I looked at the tax receipts and expenditures for the federal government for the past twenty years. This period covers Presidents Clinton, Bush and Obama. There was a surplus for a few years in the late 1990’s.

A U.S. Treasury report of May 2008 stated that “Much of the growth during the late 1990s can be attributed to the extraordinary performance of the stock market and its effects on individual income tax receipts”. It further stated that “Capital gains income more than quadrupled between 1994 and 2000. Tax receipts from capital gains realization more than tripled during this period, even though the tax rate on capital gains was reduced beginning in 1997”. As to the increase of taxable income the report stated “Taxable personal income grew faster than GDP during this period. Much of the rise in wages was related to the exercise of stock options and bonus income".

On July 17, 1995 the NASDAQ stock index closed above the 1,000. On March 10, 2000 the index reached a high of 5,132. The NASDAQ bubble of this period under a Democratic President Clinton and a Republican controlled congress contributed significantly to creating a budget surplus. Unfortunately the NASDAQ which kept strong receipts flowing into the treasury was destructed by the crash of Bubble Number One. A surplus of any significance was only achieved for a couple of years.
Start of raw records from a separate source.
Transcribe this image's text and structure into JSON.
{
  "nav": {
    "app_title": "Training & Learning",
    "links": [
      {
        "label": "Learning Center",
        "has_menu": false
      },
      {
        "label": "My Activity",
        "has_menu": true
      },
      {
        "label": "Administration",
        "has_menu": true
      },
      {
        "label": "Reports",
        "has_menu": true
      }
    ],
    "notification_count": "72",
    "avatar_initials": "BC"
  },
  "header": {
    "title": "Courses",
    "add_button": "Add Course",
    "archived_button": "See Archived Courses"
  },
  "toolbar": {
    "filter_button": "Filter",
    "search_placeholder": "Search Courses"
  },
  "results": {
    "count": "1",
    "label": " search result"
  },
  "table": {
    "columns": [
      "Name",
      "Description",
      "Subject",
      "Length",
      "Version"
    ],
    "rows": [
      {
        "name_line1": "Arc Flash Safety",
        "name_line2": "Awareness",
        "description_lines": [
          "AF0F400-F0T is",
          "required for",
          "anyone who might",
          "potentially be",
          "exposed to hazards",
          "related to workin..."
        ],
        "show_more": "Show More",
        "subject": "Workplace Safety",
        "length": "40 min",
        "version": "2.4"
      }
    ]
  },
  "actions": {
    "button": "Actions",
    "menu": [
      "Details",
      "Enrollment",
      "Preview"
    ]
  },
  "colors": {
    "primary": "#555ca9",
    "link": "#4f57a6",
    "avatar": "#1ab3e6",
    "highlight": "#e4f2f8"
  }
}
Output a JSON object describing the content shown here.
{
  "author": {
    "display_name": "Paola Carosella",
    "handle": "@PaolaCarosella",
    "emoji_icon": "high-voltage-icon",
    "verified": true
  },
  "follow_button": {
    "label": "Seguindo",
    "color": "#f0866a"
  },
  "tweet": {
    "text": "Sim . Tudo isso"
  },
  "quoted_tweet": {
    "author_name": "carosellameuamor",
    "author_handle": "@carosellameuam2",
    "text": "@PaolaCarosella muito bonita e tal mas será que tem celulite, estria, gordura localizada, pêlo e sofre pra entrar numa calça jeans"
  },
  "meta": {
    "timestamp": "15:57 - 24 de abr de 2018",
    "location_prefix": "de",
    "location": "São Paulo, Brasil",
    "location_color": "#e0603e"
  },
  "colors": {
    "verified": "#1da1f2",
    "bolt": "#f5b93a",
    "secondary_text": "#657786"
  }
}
When President Bush took office the budget surplus was already declining. Then the staggering September 11 attacks took place. President Bush and the Congress enacted an emergency tax relief program to attempt to stop the slide in economic activity. The results of those tax cuts are best described in the same Department of Treasury report. The report states: “After 2004, tax revenues again grew faster than the economy. Between 2004 and 2006, capital gains realizations grew by approximately 60 percent. Growth in corporate income tax receipts was especially strong recently, nearly doubling in levels between 2004 and 2007”.

As the economy began to recover from bubble number two, the housing market got completely out of control. When this bubble burst the economy was in a free fall. The very large deficit of 2009 and 2010 were caused by a response to Bubble Number Two. Again both Presidents Bush and Obama and the Congress along with the Fed responded very effectively.

Where we sit today our country is still facing double digit unemployment in many areas. Increasing taxes is not supported by official U.S. Treasury commentary. The deficit is not a partisan problem.

Requiring two bubbles to keep this economy in a prosperous state for the last two decades is an unfortunate state of circumstances. The problem is that it’s almost impossible to stop bubbles in free economic democracy.